Ein Histogramm aus Rohdaten erstellen
Ein Histogramm verwandelt eine Zahlenliste in ein Bild. Die x-Achse wird in gleich breite Klassen (Intervalle) geteilt, und die Höhe jedes Balkens zeigt, wie viele Werte in diese Klasse fallen.
Schritt für Schritt
- Bestimme die Spannweite der Daten (kleinster und größter Wert).
- Wähle 4–8 Klassen, die die Spannweite gleichmäßig abdecken.
- Zähle, wie viele Werte in jede Klasse fallen.
- Zeichne über jeder Klasse einen Balken, dessen Höhe der Anzahl entspricht.
Beispiel
Rohdaten: 12, 15, 21, 23, 24, 28, 31, 33, 35, 36, 38, 41.
- Spannweite: 12 bis 41.
- Klassen der Breite 10: [10–20), [20–30), [30–40), [40–50).

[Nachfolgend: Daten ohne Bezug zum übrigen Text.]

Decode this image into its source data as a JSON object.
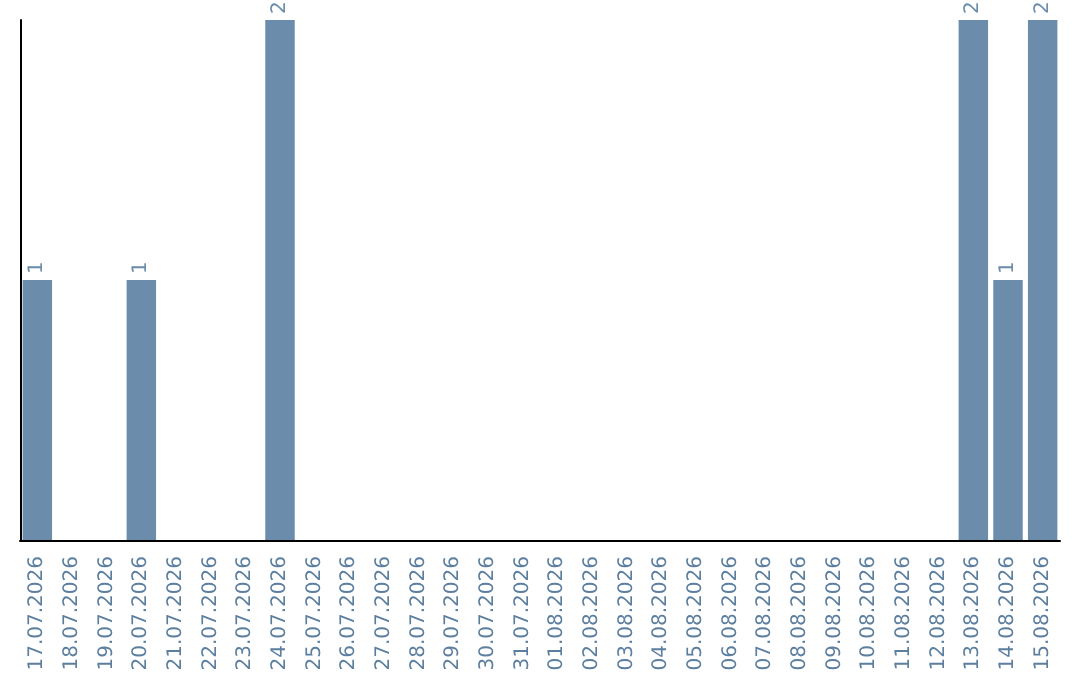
{
  "chart_data": {
    "type": "bar",
    "categories": [
      "17.07.2026",
      "18.07.2026",
      "19.07.2026",
      "20.07.2026",
      "21.07.2026",
      "22.07.2026",
      "23.07.2026",
      "24.07.2026",
      "25.07.2026",
      "26.07.2026",
      "27.07.2026",
      "28.07.2026",
      "29.07.2026",
      "30.07.2026",
      "31.07.2026",
      "01.08.2026",
      "02.08.2026",
      "03.08.2026",
      "04.08.2026",
      "05.08.2026",
      "06.08.2026",
      "07.08.2026",
      "08.08.2026",
      "09.08.2026",
      "10.08.2026",
      "11.08.2026",
      "12.08.2026",
      "13.08.2026",
      "14.08.2026",
      "15.08.2026"
    ],
    "values": [
      1,
      0,
      0,
      1,
      0,
      0,
      0,
      2,
      0,
      0,
      0,
      0,
      0,
      0,
      0,
      0,
      0,
      0,
      0,
      0,
      0,
      0,
      0,
      0,
      0,
      0,
      0,
      2,
      1,
      2
    ],
    "value_labels": [
      "1",
      null,
      null,
      "1",
      null,
      null,
      null,
      "2",
      null,
      null,
      null,
      null,
      null,
      null,
      null,
      null,
      null,
      null,
      null,
      null,
      null,
      null,
      null,
      null,
      null,
      null,
      null,
      "2",
      "1",
      "2"
    ],
    "color": "#6b8cab",
    "ylim": [
      0,
      2
    ],
    "tick_labels": "x"
  }
}
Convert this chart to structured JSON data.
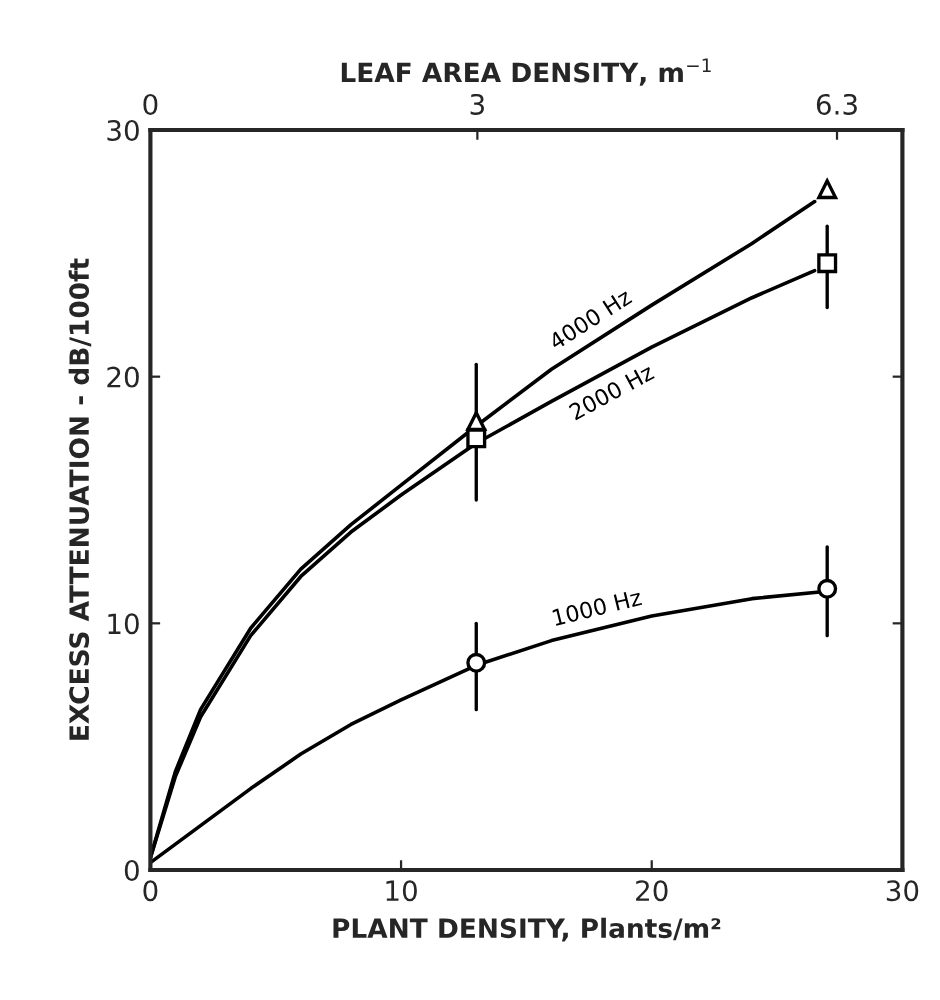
{
  "chart_data": {
    "type": "line",
    "xlabel": "PLANT DENSITY, Plants/m²",
    "ylabel": "EXCESS ATTENUATION - dB/100ft",
    "x2label": "LEAF AREA DENSITY, m$^{−1}$",
    "xlim": [
      0,
      30
    ],
    "xticks": [
      0,
      10,
      20,
      30
    ],
    "ylim": [
      0,
      30
    ],
    "yticks": [
      0,
      10,
      20,
      30
    ],
    "x2lim": [
      0,
      6.9
    ],
    "x2ticks": [
      0,
      3,
      6.3
    ],
    "grid": false,
    "legend": false,
    "series": [
      {
        "name": "4000 Hz",
        "color": "#000000",
        "marker": "none",
        "x": [
          0,
          1,
          2,
          4,
          6,
          8,
          10,
          13,
          16,
          20,
          24,
          26.5
        ],
        "values": [
          0.5,
          4,
          6.5,
          9.8,
          12.2,
          14,
          15.6,
          18,
          20.3,
          22.9,
          25.4,
          27.1
        ]
      },
      {
        "name": "2000 Hz",
        "color": "#000000",
        "marker": "none",
        "x": [
          0,
          1,
          2,
          4,
          6,
          8,
          10,
          13,
          16,
          20,
          24,
          26.5
        ],
        "values": [
          0.5,
          3.8,
          6.2,
          9.5,
          11.9,
          13.7,
          15.2,
          17.3,
          19,
          21.2,
          23.2,
          24.3
        ]
      },
      {
        "name": "1000 Hz",
        "color": "#000000",
        "marker": "none",
        "x": [
          0,
          2,
          4,
          6,
          8,
          10,
          13,
          16,
          20,
          24,
          27
        ],
        "values": [
          0.3,
          1.8,
          3.3,
          4.7,
          5.9,
          6.9,
          8.3,
          9.3,
          10.3,
          11,
          11.3
        ]
      },
      {
        "type": "scatter",
        "color": "#000000",
        "marker": "triangle",
        "x": [
          13,
          27
        ],
        "values": [
          18.2,
          27.6
        ]
      },
      {
        "type": "scatter",
        "color": "#000000",
        "marker": "square",
        "x": [
          13,
          27
        ],
        "values": [
          17.5,
          24.6
        ],
        "errors": [
          [
            15,
            20.5
          ],
          [
            22.8,
            26.1
          ]
        ]
      },
      {
        "type": "scatter",
        "color": "#000000",
        "marker": "circle",
        "x": [
          13,
          27
        ],
        "values": [
          8.4,
          11.4
        ],
        "errors": [
          [
            6.5,
            10
          ],
          [
            9.5,
            13.1
          ]
        ]
      }
    ]
  }
}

- Häufigkeiten: 2, 4, 5, 1.
Das Histogramm hat vier Balken mit den Höhen 2, 4, 5, 1.
Klassenbreite wählen
- Zu wenige Klassen (1–2): jeder Balken ist riesig, keine Details.
- Zu viele Klassen (eine pro Wert): du siehst nur einen „Zaun" ohne Muster.
- 4–8 Klassen passen für Klasse 6 meistens gut.
Was ein Histogramm dir zeigt
- Höchster Balken = wo die meisten Werte liegen (Modalklasse).
- Breite der Streuung = welche Klassen eine Häufigkeit größer als null haben.
- Form = symmetrisch, linksschief, rechtsschief, zweigipflig…
Tipps
- Klassengrenzen müssen eindeutig sein. Konvention: `[a, b)` schließt a ein und b aus.
- Alle Klassen müssen die gleiche Breite haben.
- Beschrifte beide Achsen — x-Achse = der Wert, y-Achse = die Häufigkeit.